Senator Rob Portman and a bipartisan group of 27 other members introduced the Stop Enabling Sex Traffickers Act of 2017 (or SESTA) to end this safe harbor for internet companies that knowingly facilitate sex trafficking and other crimes through content hosted on their platforms. SESTA would allow state prosecutors and victims to take down websites that callously ignore the enslavement of children in their pursuit of profit.
Passing this bill should be easy. But it’s been stalled by a Silicon Valley campaign against it. Why would tech oppose a bill aimed at stopping sex trafficking? Because it threatens the Valley’s unique ability to edit mass media content without being held accountable for the results.
At common law, the Constitution’s guarantee of editorial freedom for the press did not immunize publishers from liability for their editorial decisions. A classic example is the rule for defamation: namely, that someone who republishes defamatory matter is subject to liability as if they had published it originally. The common law places this responsibility on publishers to prevent defamatory matter from spreading far and wide through the convenience of mass media technologies. It also encourages publishers to exercise due care when using mass media’s awesome power.

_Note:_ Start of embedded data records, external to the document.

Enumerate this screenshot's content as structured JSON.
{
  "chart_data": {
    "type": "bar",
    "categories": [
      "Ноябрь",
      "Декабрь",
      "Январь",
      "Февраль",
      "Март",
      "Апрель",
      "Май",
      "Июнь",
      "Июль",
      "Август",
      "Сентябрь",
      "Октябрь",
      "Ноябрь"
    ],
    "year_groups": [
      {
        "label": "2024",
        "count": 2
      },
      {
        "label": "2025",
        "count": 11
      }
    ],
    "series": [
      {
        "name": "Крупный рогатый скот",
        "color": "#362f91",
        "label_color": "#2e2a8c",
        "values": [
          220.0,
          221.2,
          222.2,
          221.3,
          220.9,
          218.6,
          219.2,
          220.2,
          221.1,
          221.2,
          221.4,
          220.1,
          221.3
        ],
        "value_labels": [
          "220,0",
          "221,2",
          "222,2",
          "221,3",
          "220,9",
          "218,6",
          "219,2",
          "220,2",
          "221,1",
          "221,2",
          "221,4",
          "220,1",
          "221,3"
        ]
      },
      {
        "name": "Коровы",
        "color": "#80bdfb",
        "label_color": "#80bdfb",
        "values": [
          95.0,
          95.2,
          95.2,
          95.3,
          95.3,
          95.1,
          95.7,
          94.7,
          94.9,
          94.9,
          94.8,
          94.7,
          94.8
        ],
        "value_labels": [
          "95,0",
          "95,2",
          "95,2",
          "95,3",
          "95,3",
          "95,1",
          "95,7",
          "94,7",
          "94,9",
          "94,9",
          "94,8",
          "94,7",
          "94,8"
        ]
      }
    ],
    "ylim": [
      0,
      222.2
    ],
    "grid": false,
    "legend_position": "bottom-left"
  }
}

In contrast to those who exercise direct editorial control over content, publishers that merely distribute others’ materials, such as bookstores and television network affiliates, are subject to liability for defamation at common law only if the distributor knows the material is defamatory. This limiting standard recognizes that imposing a duty to monitor content on nationwide distributors who act as “passive conduits” for third-parties would pose an undue burden on the free flow of information. Before section 230 was adopted, internet companies were generally treated as distributors for the purpose of defamation law, and thus weren’t liable for content posted by their users without knowledge of its defamatory nature.